It's supposed to be "the most wonderful time of the year," but the strain of the four-week Advent season can test even the strongest of marriages.
You'll go to extreme lengths to make meaningful memories for your kids. You'll try to blend three family traditions (hers, his, and ours). Possibly you'll travel hundreds of miles to visit loved ones. You'll write, rewrite, and distribute a Christmas letter (bonus point if you include hand-written notes); spend hours shopping for presents (bonus point for time-consuming homemade gifts); and attend the obligatory office parties, neighborhood get-togethers, church socials, and school programs (triple bonus points if you host a party).
No wonder your idea of peace on earth has shrunk to 30 minutes of quiet—so you can wrap presents.
'Tis the season to make some changes.This Christmas, you and your mate can exchange these patterns for a saner Christmas. Here's how to beat the stresses of the holiday season.
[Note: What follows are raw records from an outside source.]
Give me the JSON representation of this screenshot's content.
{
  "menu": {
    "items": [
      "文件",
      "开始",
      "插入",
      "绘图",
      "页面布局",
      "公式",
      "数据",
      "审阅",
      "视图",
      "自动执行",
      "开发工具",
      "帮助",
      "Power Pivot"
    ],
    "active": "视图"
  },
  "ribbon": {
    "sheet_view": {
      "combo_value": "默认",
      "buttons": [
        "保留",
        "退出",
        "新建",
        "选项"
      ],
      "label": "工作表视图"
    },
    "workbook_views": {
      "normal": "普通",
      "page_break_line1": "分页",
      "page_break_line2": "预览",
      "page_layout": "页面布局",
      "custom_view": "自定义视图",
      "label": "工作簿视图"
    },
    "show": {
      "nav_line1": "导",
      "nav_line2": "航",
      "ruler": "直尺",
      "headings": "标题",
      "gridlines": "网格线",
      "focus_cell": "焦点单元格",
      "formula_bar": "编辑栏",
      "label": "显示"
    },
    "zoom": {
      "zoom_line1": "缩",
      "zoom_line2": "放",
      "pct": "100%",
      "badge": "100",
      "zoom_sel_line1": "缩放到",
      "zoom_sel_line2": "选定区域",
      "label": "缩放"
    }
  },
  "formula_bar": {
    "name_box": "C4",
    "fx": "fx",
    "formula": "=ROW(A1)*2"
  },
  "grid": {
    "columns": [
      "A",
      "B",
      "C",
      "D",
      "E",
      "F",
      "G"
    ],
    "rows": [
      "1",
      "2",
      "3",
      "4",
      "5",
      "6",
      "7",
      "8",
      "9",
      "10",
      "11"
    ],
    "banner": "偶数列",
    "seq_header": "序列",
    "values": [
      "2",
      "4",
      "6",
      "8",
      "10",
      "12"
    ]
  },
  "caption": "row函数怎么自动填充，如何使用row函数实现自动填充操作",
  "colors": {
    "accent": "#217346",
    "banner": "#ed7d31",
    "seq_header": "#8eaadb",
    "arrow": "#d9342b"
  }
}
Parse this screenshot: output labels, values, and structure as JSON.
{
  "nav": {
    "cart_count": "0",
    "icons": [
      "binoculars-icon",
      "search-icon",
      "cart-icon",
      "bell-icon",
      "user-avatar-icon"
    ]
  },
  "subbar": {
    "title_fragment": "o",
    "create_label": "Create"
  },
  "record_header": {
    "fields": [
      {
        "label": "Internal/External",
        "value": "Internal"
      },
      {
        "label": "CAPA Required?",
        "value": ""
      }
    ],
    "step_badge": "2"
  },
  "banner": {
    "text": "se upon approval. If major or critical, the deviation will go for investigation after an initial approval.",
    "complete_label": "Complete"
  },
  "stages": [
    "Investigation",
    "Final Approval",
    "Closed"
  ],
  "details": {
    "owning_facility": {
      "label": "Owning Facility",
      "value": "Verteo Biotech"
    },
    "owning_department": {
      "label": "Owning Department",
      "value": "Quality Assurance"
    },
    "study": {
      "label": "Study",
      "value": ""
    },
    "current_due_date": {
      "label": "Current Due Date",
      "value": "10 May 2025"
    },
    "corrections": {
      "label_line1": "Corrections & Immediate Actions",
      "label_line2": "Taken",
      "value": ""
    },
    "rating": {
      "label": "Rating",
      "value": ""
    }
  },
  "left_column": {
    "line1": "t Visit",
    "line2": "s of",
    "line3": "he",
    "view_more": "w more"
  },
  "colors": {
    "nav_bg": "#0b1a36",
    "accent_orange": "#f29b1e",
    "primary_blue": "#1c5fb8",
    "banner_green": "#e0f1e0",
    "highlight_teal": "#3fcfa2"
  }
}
- Say what you expect. As holiday tensions increase, so do conflicts. As you get more tired, the more you expect your spouse to pick up the slack. When these unfair expectations don't get met, you both feel resentful. So expectations should be stated, collaborated, and related. "Stating" means discussing roles and responsibilities for each person. "Collaborating" is working together to resolve differences. "Relating" is honoring your relationship in all your actions. Get down to the nitty gritty! Tell your mate why it's important that you stay up 'til the wee hours baking cookies and writing personal notes on Christmas cards. Make specific plans for decorations—big tree vs. little tree, who will put up outdoor lights, which rooms you'll decorate indoors.